Paper IDMLR-APPL-IP-1.6
Paper Title QUALITY ASSESSMENT OF SCREEN CONTENT IMAGES BASED ON CONVOLUTIONAL NEURAL NETWORK WITH DUAL PATHWAYS
Authors Yongli Chang, Sumei Li, Anqi Liu, Tianjin University, China
SessionMLR-APPL-IP-1: Machine learning for image processing 1
LocationArea E
Session Time:Monday, 20 September, 13:30 - 15:00
Presentation Time:Monday, 20 September, 13:30 - 15:00
Presentation Poster
Topic Applications of Machine Learning: Machine learning for image processing
IEEE Xplore Open Preview  Click here to view in IEEE Xplore
Abstract To simulate the characteristics of perceiving things from binocular vision, a dual-pathway convolutional neural network (CNN) for quality assessment of screen content images (SCIs) is proposed.
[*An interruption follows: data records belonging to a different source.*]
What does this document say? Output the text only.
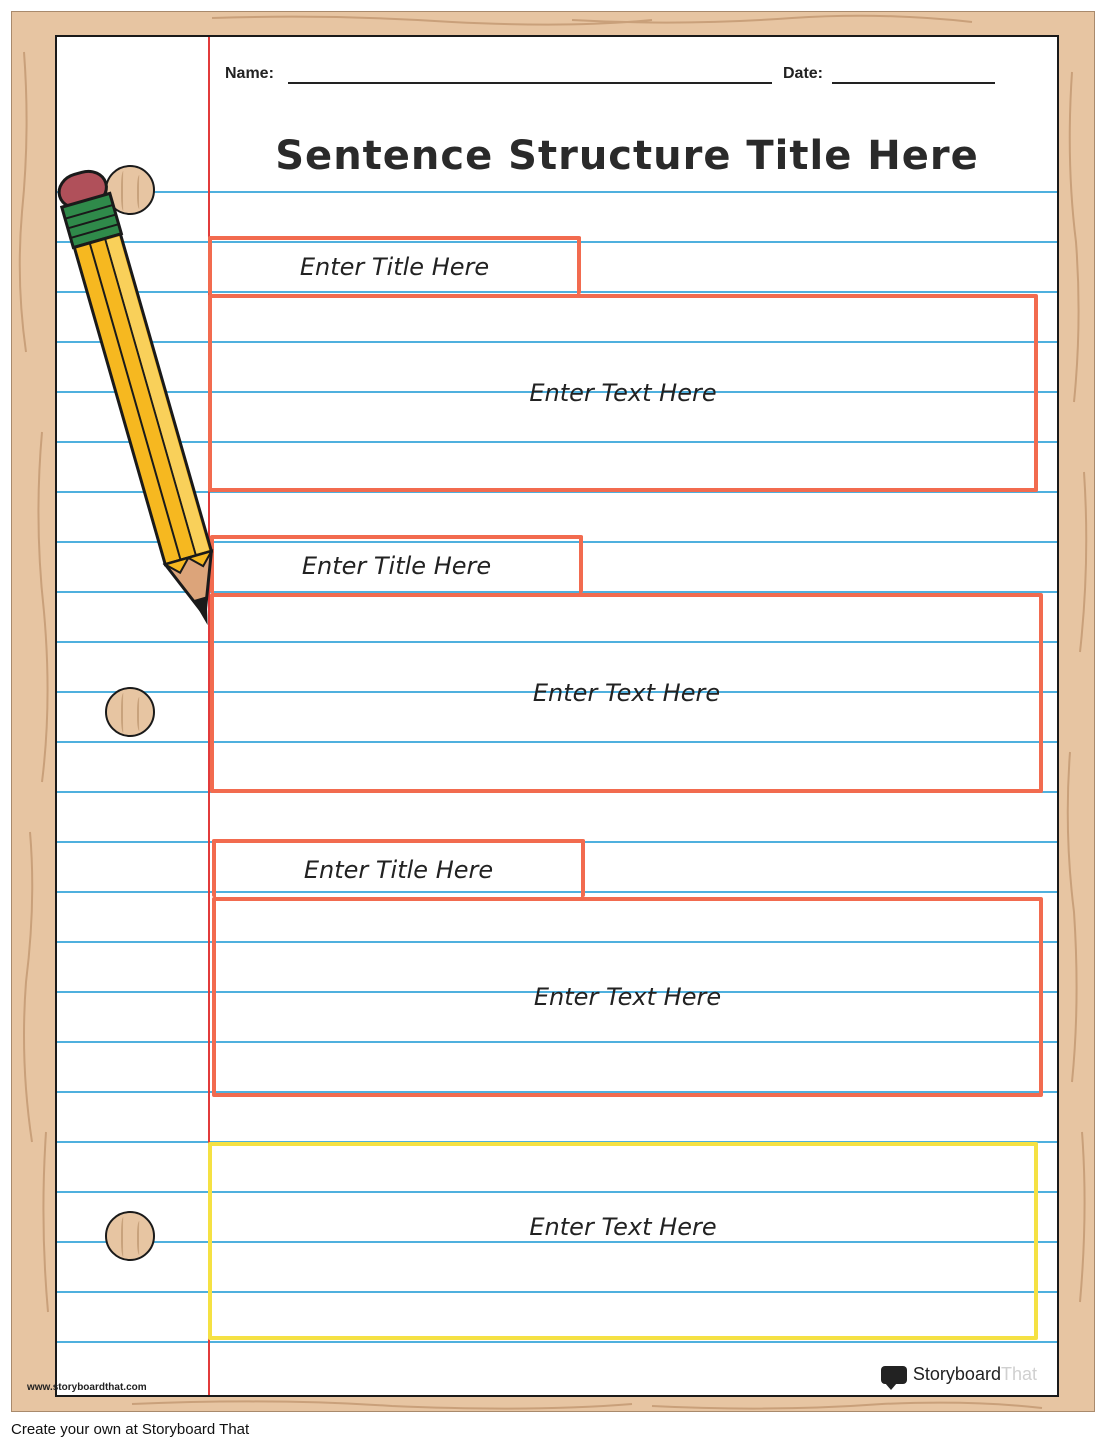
Name:	Date:
Sentence Structure Title Here
Enter Title Here
Enter Text Here
Enter Title Here
Enter Text Here
Enter Title Here
Enter Text Here
Enter Text Here
www.storyboardthat.com
Storyboard That
Create your own at Storyboard That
Considering the different sensitivity of retinal photoreceptor cells to RGB colors and the human visual attention mechanism, we employ a convolutional block attention module (CBAM) to weight the RGB channels and their spatial position on each channel. And 3D convolution considering inter-frame information is used to extract the correlation features between RGB channels. Moreover, because of the important role of optic chiasm in binocular vision, we design its simulation strategy in the proposed network. Furthermore, since the characteristics of multi-scale and multi-level are indispensable to perception of any objects in human visual system (HVS), a new multi-scale and multi-level feature fusion (MSMLFF) module is built to obtain perceptual features of different scales and levels. Experimental results show that the proposed method is superior to several mainstream SCIs metrics on publicly accessible databases.